Support for storr caches?
I love @richfitz's storr API, and it opens up all sorts of storage backends without requiring extra work from memoise itself.
Couldn't that go into a separate package? But happy to implement it whereever sensible.
This proof of concept seems to work:
library(memoise)
library(storr)
library(cachem)
library(rlang)
st <- storr_environment()
wrap_storr_cache <- function(st, missing = cachem::key_missing(), namespace = st$default_namespace) {
missing_ <- enquo(missing)
structure(
list(
get = function(key, missing = missing_) {
tryCatch(
st$get(key, namespace = namespace),
error = function(e) eval_tidy(as_quosure(missing))
)
},
set = function(key, value) st$set(key, value, namespace = namespace),
exists = function(key) st$exists(key, namespace = namespace),
remove = function(key) st$del(key, namespace = namespace),
reset = function() st$clear(namespace = namespace),
keys = function() st$list(namespace = namespace),
prune = st$gc, # gc is not namespaced
size = function() st$list(namespace = namespace),
## Hack for debugging: keep a reference to the storr object
## itself as well
.st = st
),
## Not sure if this is correct, but it makes it print nicely
class = c("cachem")
)
}
st_cache <- wrap_storr_cache(st)
mysqrt <- function(x) {
message("Computing sqrt of ", deparse1(x))
sqrt(x)
}
mysqrt_memo <- memoise(mysqrt, cache = st_cache)
mysqrt_memo(1:10)
mysqrt_memo(1:10)
mysqrt_memo(1:10)
That seems like a reasonable implementation.
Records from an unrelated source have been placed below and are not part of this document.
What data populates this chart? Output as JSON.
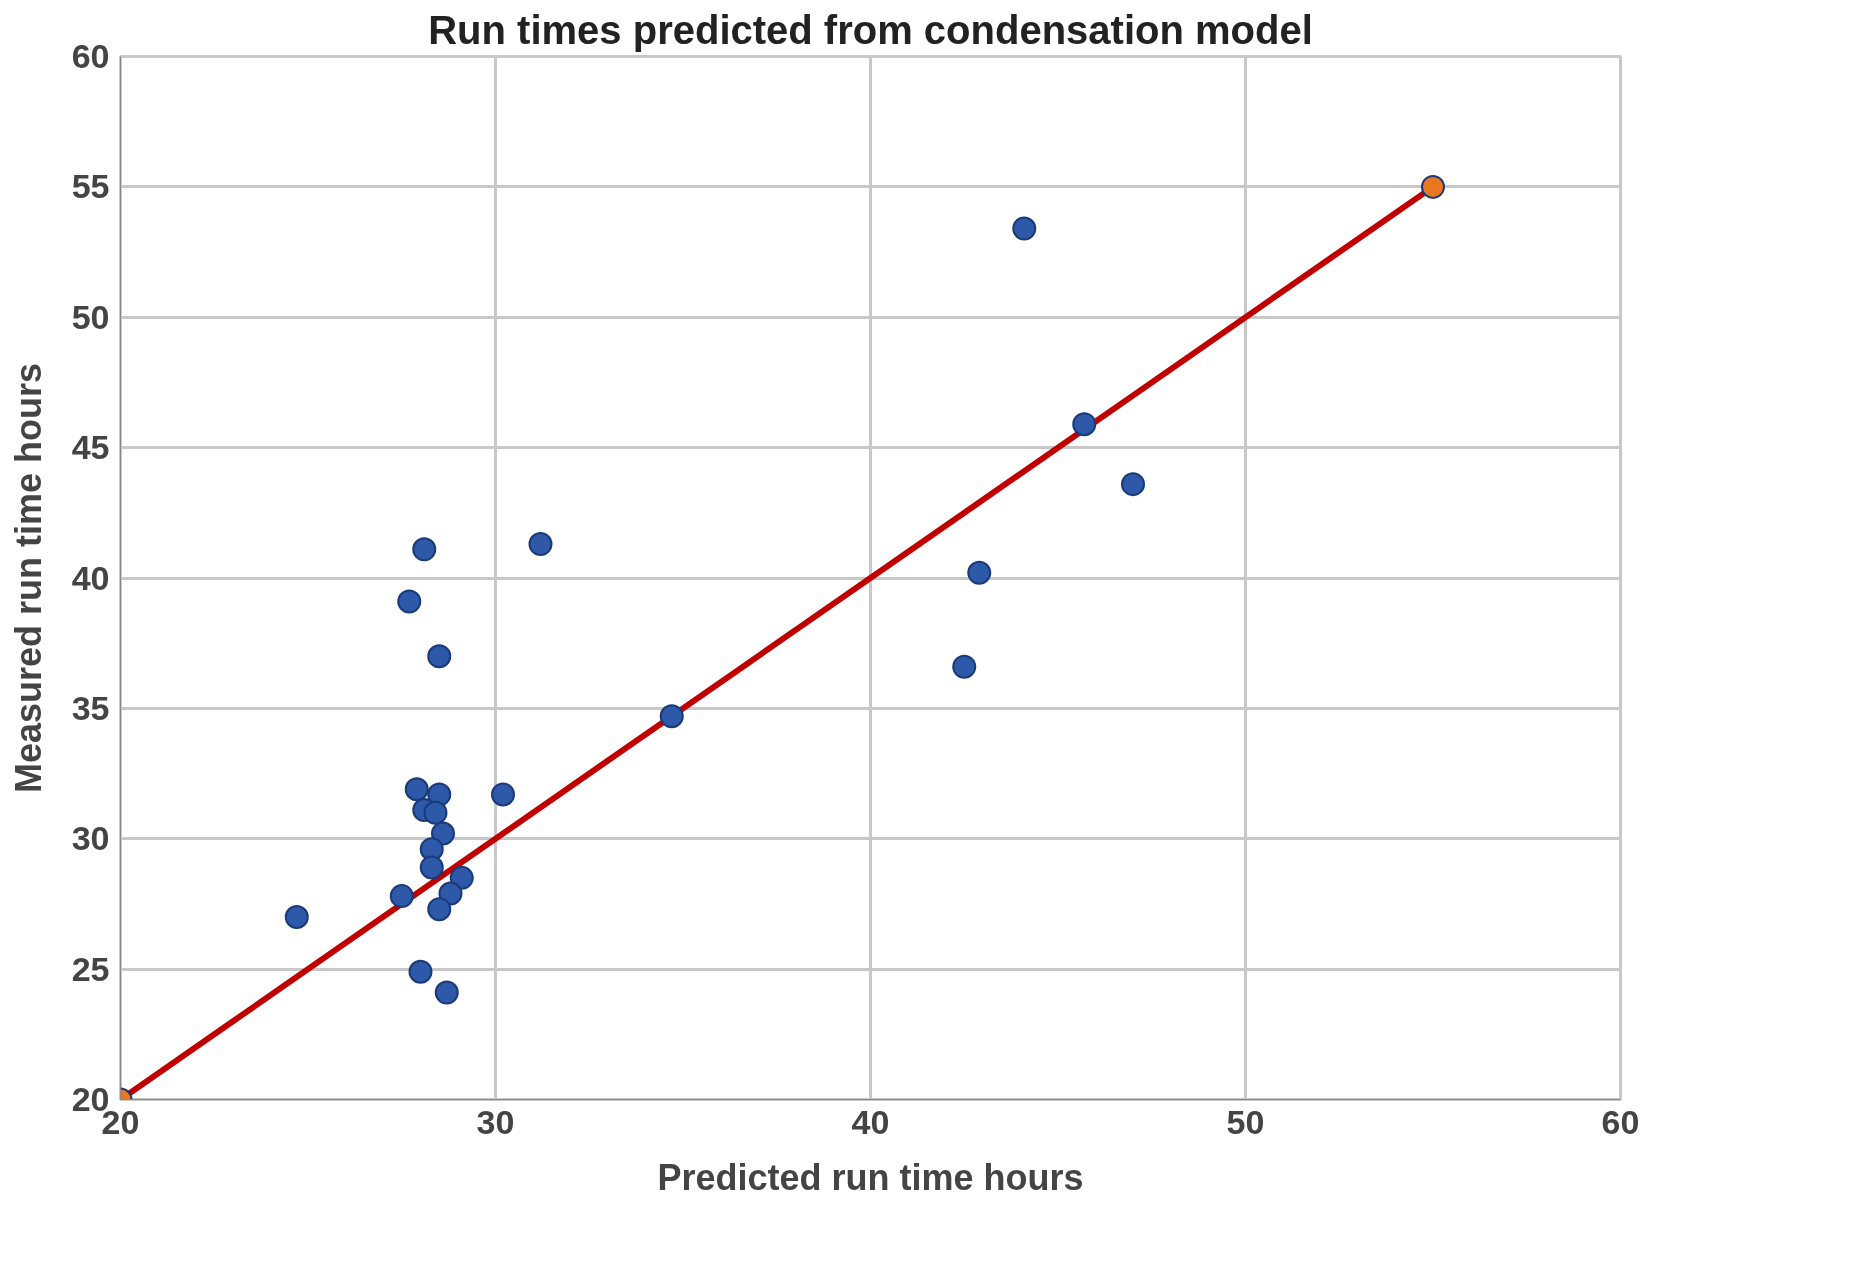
{
  "chart_data": {
    "type": "scatter",
    "title": "Run times predicted from condensation model",
    "xlabel": "Predicted run time hours",
    "ylabel": "Measured run time hours",
    "xlim": [
      20,
      60
    ],
    "ylim": [
      20,
      60
    ],
    "xticks": [
      20,
      30,
      40,
      50,
      60
    ],
    "yticks": [
      20,
      25,
      30,
      35,
      40,
      45,
      50,
      55,
      60
    ],
    "grid": true,
    "marker": "circle",
    "series": [
      {
        "color": "#2e59a8",
        "x": [
          44.1,
          45.7,
          47.0,
          42.9,
          42.5,
          34.7,
          31.2,
          30.2,
          28.1,
          27.7,
          28.5,
          24.7,
          27.5,
          28.0,
          28.7,
          27.9,
          28.5,
          28.1,
          28.4,
          28.6,
          28.3,
          28.3,
          29.1,
          28.8,
          28.5
        ],
        "values": [
          53.4,
          45.9,
          43.6,
          40.2,
          36.6,
          34.7,
          41.3,
          31.7,
          41.1,
          39.1,
          37.0,
          27.0,
          27.8,
          24.9,
          24.1,
          31.9,
          31.7,
          31.1,
          31.0,
          30.2,
          29.6,
          28.9,
          28.5,
          27.9,
          27.3
        ]
      },
      {
        "type": "line",
        "marker": "none",
        "color": "#c00000",
        "x": [
          20,
          55
        ],
        "values": [
          20,
          55
        ]
      },
      {
        "color": "#e87722",
        "x": [
          20,
          55
        ],
        "values": [
          20,
          55
        ]
      }
    ]
  }
}
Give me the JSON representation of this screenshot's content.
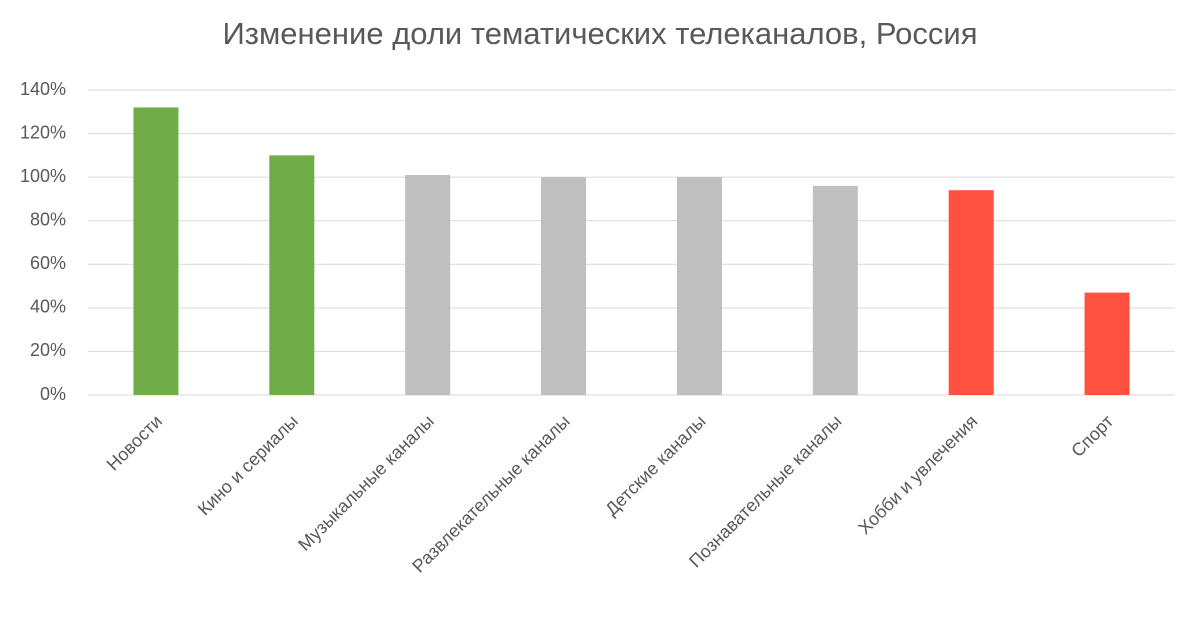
{
  "chart_data": {
    "type": "bar",
    "title": "Изменение доли тематических телеканалов, Россия",
    "categories": [
      "Новости",
      "Кино и сериалы",
      "Музыкальные каналы",
      "Развлекательные каналы",
      "Детские каналы",
      "Познавательные каналы",
      "Хобби и увлечения",
      "Спорт"
    ],
    "values": [
      132,
      110,
      101,
      100,
      100,
      96,
      94,
      47
    ],
    "colors": [
      "#70ad47",
      "#70ad47",
      "#bfbfbf",
      "#bfbfbf",
      "#bfbfbf",
      "#bfbfbf",
      "#ff5040",
      "#ff5040"
    ],
    "ylim": [
      0,
      140
    ],
    "yticks": [
      {
        "value": 0,
        "label": "0%"
      },
      {
        "value": 20,
        "label": "20%"
      },
      {
        "value": 40,
        "label": "40%"
      },
      {
        "value": 60,
        "label": "60%"
      },
      {
        "value": 80,
        "label": "80%"
      },
      {
        "value": 100,
        "label": "100%"
      },
      {
        "value": 120,
        "label": "120%"
      },
      {
        "value": 140,
        "label": "140%"
      }
    ],
    "grid": true
  }
}
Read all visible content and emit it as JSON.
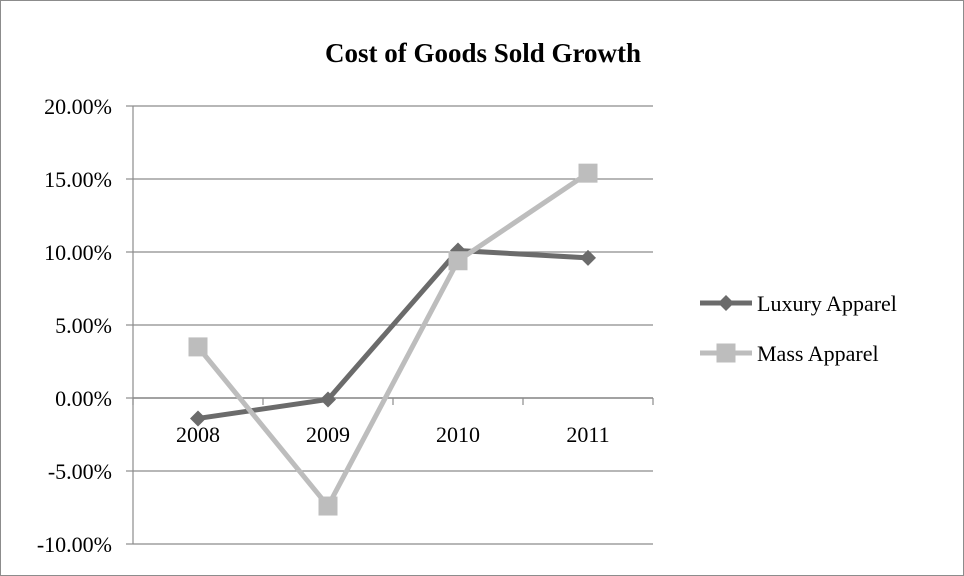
{
  "chart_data": {
    "type": "line",
    "title": "Cost of Goods Sold Growth",
    "xlabel": "",
    "ylabel": "",
    "categories": [
      "2008",
      "2009",
      "2010",
      "2011"
    ],
    "ylim": [
      -0.1,
      0.2
    ],
    "ytick_step": 0.05,
    "y_tick_labels": [
      "20.00%",
      "15.00%",
      "10.00%",
      "5.00%",
      "0.00%",
      "-5.00%",
      "-10.00%"
    ],
    "grid": "horizontal",
    "legend_position": "right",
    "series": [
      {
        "name": "Luxury Apparel",
        "values": [
          -0.014,
          -0.001,
          0.101,
          0.096
        ],
        "color": "#6b6b6b",
        "marker": "diamond"
      },
      {
        "name": "Mass Apparel",
        "values": [
          0.035,
          -0.074,
          0.094,
          0.154
        ],
        "color": "#bdbdbd",
        "marker": "square"
      }
    ]
  }
}
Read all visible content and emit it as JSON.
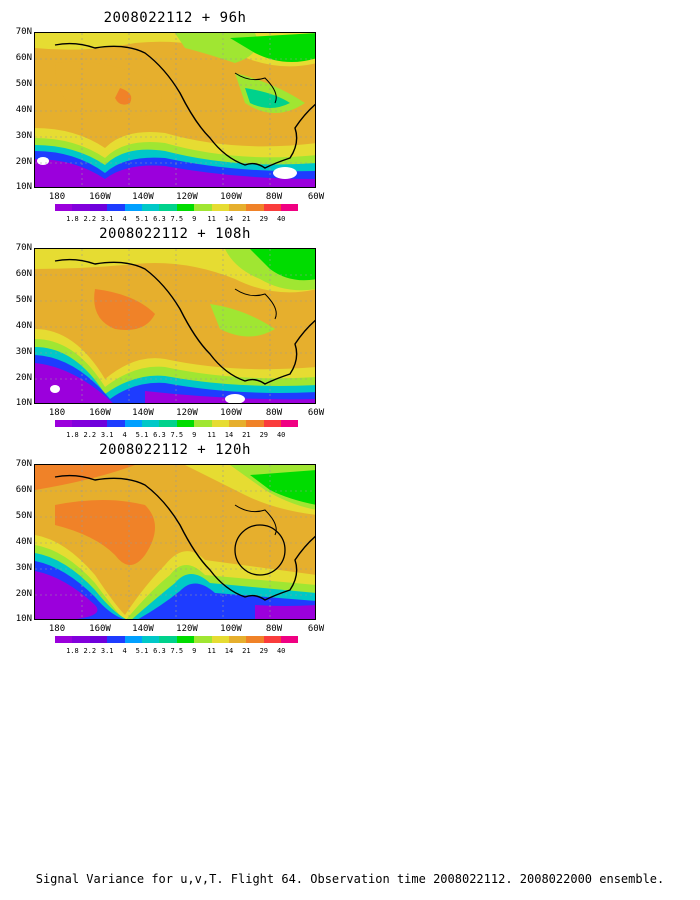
{
  "panels": [
    {
      "title": "2008022112 + 96h",
      "highlight_circle": false
    },
    {
      "title": "2008022112 + 108h",
      "highlight_circle": false
    },
    {
      "title": "2008022112 + 120h",
      "highlight_circle": true
    }
  ],
  "lat_labels": [
    "70N",
    "60N",
    "50N",
    "40N",
    "30N",
    "20N",
    "10N"
  ],
  "lon_labels": [
    "180",
    "160W",
    "140W",
    "120W",
    "100W",
    "80W",
    "60W"
  ],
  "colorbar": {
    "labels": [
      "1.8",
      "2.2",
      "3.1",
      "4",
      "5.1",
      "6.3",
      "7.5",
      "9",
      "11",
      "14",
      "21",
      "29",
      "40"
    ],
    "colors": [
      "#9b00dc",
      "#8200dc",
      "#6e00dc",
      "#1e3cff",
      "#00a0ff",
      "#00c8c8",
      "#00d28c",
      "#00dc00",
      "#a0e632",
      "#e6dc32",
      "#e6af2d",
      "#f08228",
      "#fa3c3c",
      "#f00082"
    ]
  },
  "caption": "Signal Variance for u,v,T. Flight 64. Observation time 2008022112. 2008022000 ensemble."
}
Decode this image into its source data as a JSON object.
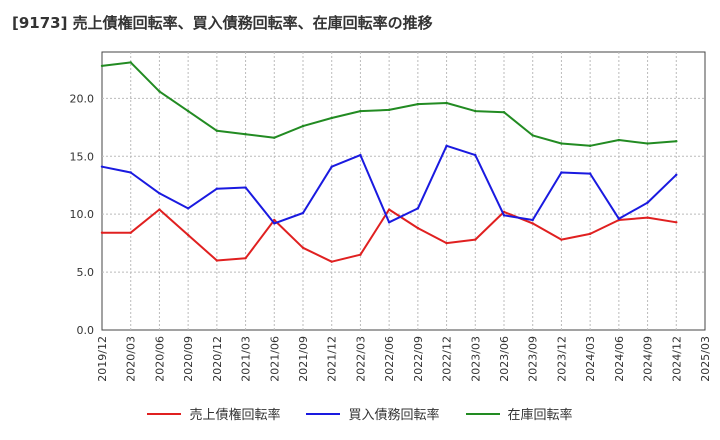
{
  "chart_data": {
    "type": "line",
    "title": "[9173]  売上債権回転率、買入債務回転率、在庫回転率の推移",
    "xlabel": "",
    "ylabel": "",
    "ylim": [
      0,
      24
    ],
    "yticks": [
      0,
      5,
      10,
      15,
      20
    ],
    "ytick_labels": [
      "0.0",
      "5.0",
      "10.0",
      "15.0",
      "20.0"
    ],
    "grid": true,
    "legend_position": "bottom",
    "x_tick_labels": [
      "2019/12",
      "2020/03",
      "2020/06",
      "2020/09",
      "2020/12",
      "2021/03",
      "2021/06",
      "2021/09",
      "2021/12",
      "2022/03",
      "2022/06",
      "2022/09",
      "2022/12",
      "2023/03",
      "2023/06",
      "2023/09",
      "2023/12",
      "2024/03",
      "2024/06",
      "2024/09",
      "2024/12",
      "2025/03"
    ],
    "series": [
      {
        "name": "売上債権回転率",
        "color": "#e02020",
        "x": [
          0,
          1,
          2,
          3,
          4,
          5,
          6,
          7,
          8,
          9,
          10,
          11,
          12,
          13,
          14,
          15,
          16,
          17,
          18,
          19,
          20
        ],
        "values": [
          8.4,
          8.4,
          10.4,
          8.2,
          6.0,
          6.2,
          9.5,
          7.1,
          5.9,
          6.5,
          10.4,
          8.8,
          7.5,
          7.8,
          10.2,
          9.2,
          7.8,
          8.3,
          9.5,
          9.7,
          9.3
        ]
      },
      {
        "name": "買入債務回転率",
        "color": "#1a1ae0",
        "x": [
          0,
          1,
          2,
          3,
          4,
          5,
          6,
          7,
          8,
          9,
          10,
          11,
          12,
          13,
          14,
          15,
          16,
          17,
          18,
          19,
          20
        ],
        "values": [
          14.1,
          13.6,
          11.8,
          10.5,
          12.2,
          12.3,
          9.2,
          10.1,
          14.1,
          15.1,
          9.3,
          10.5,
          15.9,
          15.1,
          9.9,
          9.5,
          13.6,
          13.5,
          9.6,
          11.0,
          13.4
        ]
      },
      {
        "name": "在庫回転率",
        "color": "#228b22",
        "x": [
          0,
          1,
          2,
          3,
          4,
          5,
          6,
          7,
          8,
          9,
          10,
          11,
          12,
          13,
          14,
          15,
          16,
          17,
          18,
          19,
          20
        ],
        "values": [
          22.8,
          23.1,
          20.6,
          18.9,
          17.2,
          16.9,
          16.6,
          17.6,
          18.3,
          18.9,
          19.0,
          19.5,
          19.6,
          18.9,
          18.8,
          16.8,
          16.1,
          15.9,
          16.4,
          16.1,
          16.3
        ]
      }
    ]
  }
}
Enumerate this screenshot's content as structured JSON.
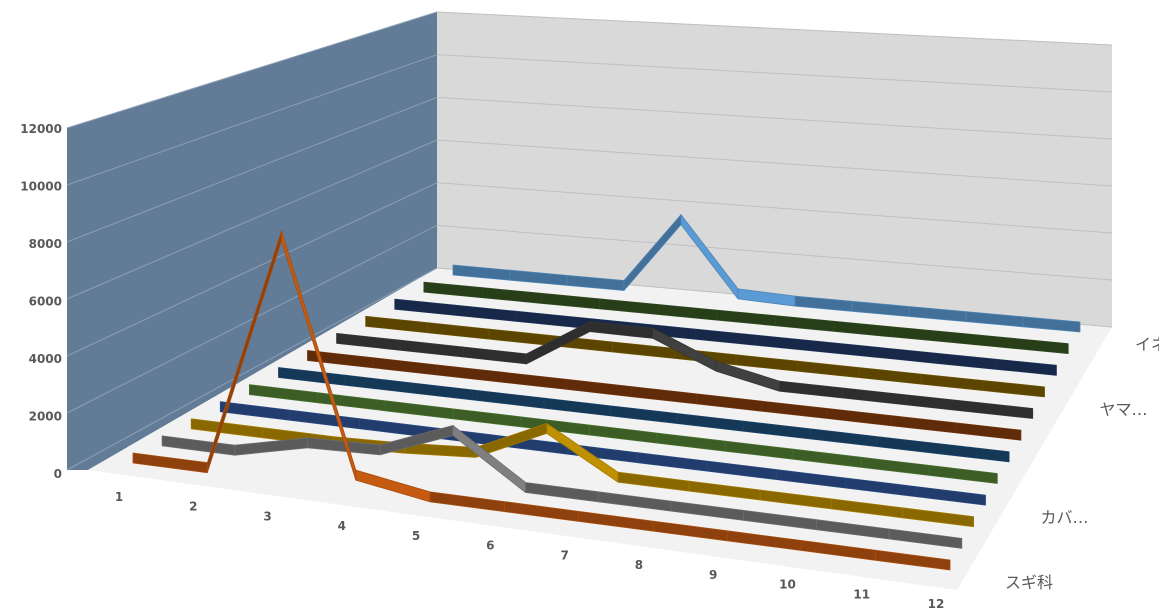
{
  "chart_data": {
    "type": "line",
    "style": "3d-line",
    "categories": [
      "1",
      "2",
      "3",
      "4",
      "5",
      "6",
      "7",
      "8",
      "9",
      "10",
      "11",
      "12"
    ],
    "ylim": [
      0,
      12000
    ],
    "yticks": [
      0,
      2000,
      4000,
      6000,
      8000,
      10000,
      12000
    ],
    "depth_axis_labels": [
      "スギ科",
      "カバ…",
      "ヤマ…",
      "イネ科"
    ],
    "grid": true,
    "legend": "none",
    "wall_colors": {
      "left": "#627b96",
      "back": "#d9d9d9"
    },
    "series": [
      {
        "color": "#c55a11",
        "values": [
          0,
          0,
          10000,
          500,
          0,
          0,
          0,
          0,
          0,
          0,
          0,
          0
        ]
      },
      {
        "color": "#7f7f7f",
        "values": [
          0,
          0,
          700,
          800,
          2000,
          0,
          0,
          0,
          0,
          0,
          0,
          0
        ]
      },
      {
        "color": "#bf9000",
        "values": [
          0,
          0,
          0,
          100,
          300,
          1700,
          0,
          0,
          0,
          0,
          0,
          0
        ]
      },
      {
        "color": "#2f5597",
        "values": [
          0,
          0,
          0,
          0,
          0,
          0,
          0,
          0,
          0,
          0,
          0,
          0
        ]
      },
      {
        "color": "#548235",
        "values": [
          0,
          0,
          0,
          0,
          0,
          0,
          0,
          0,
          0,
          0,
          0,
          0
        ]
      },
      {
        "color": "#1f4e79",
        "values": [
          0,
          0,
          0,
          0,
          0,
          0,
          0,
          0,
          0,
          0,
          0,
          0
        ]
      },
      {
        "color": "#843c0c",
        "values": [
          0,
          0,
          0,
          0,
          0,
          0,
          0,
          0,
          0,
          0,
          0,
          0
        ]
      },
      {
        "color": "#404040",
        "values": [
          0,
          0,
          0,
          0,
          1800,
          1800,
          600,
          0,
          0,
          0,
          0,
          0
        ]
      },
      {
        "color": "#7f6000",
        "values": [
          0,
          0,
          0,
          0,
          0,
          0,
          0,
          0,
          0,
          0,
          0,
          0
        ]
      },
      {
        "color": "#203864",
        "values": [
          0,
          0,
          0,
          0,
          0,
          0,
          0,
          0,
          0,
          0,
          0,
          0
        ]
      },
      {
        "color": "#375623",
        "values": [
          0,
          0,
          0,
          0,
          0,
          0,
          0,
          0,
          0,
          0,
          0,
          0
        ]
      },
      {
        "color": "#5b9bd5",
        "values": [
          0,
          0,
          0,
          0,
          3500,
          100,
          0,
          0,
          0,
          0,
          0,
          0
        ]
      }
    ]
  }
}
I don't know which package it should live in, though.
A few other notes:
- I think the
tryCatch()should catchKeyErrorrather than the more generalerror(though I could be wrong in my understanding of how storr works). - If this function were to go in storr, that package could avoid taking a dependency on cachem. Instead of calling
cachem::key_missing(), it could simply return an object that has the same structure. - With disk cache that is implemented in the cachem package, the
get()method is atomic -- it doesn't do the check for the key's existence and the fetching the value in two separate steps. This is important for avoiding race conditions. I don't know if storr's object stores work the same way, but it is best if they do. Otherwise, if multiple R processes are sharing the same object store, there can be race conditions where after the existence check and before value fetch, an object is deleted from the store.
I don't know about the rds backend, but I believe the more interesting storr backends all use databases that provide proper atomicity guarantees, even under concurrent access from multiple R processes.
Oh, it looks like storr specifically allows for the possibility of a key being stored but the corresponding data being deleted from the object store: in this case, it returns HashError as described here: https://richfitz.github.io/storr/articles/storr.html#classed-exceptions
As for where this code should live, perhaps it should be added to cachem, along with additional code to implement the appropriate cache size/age expiry logic.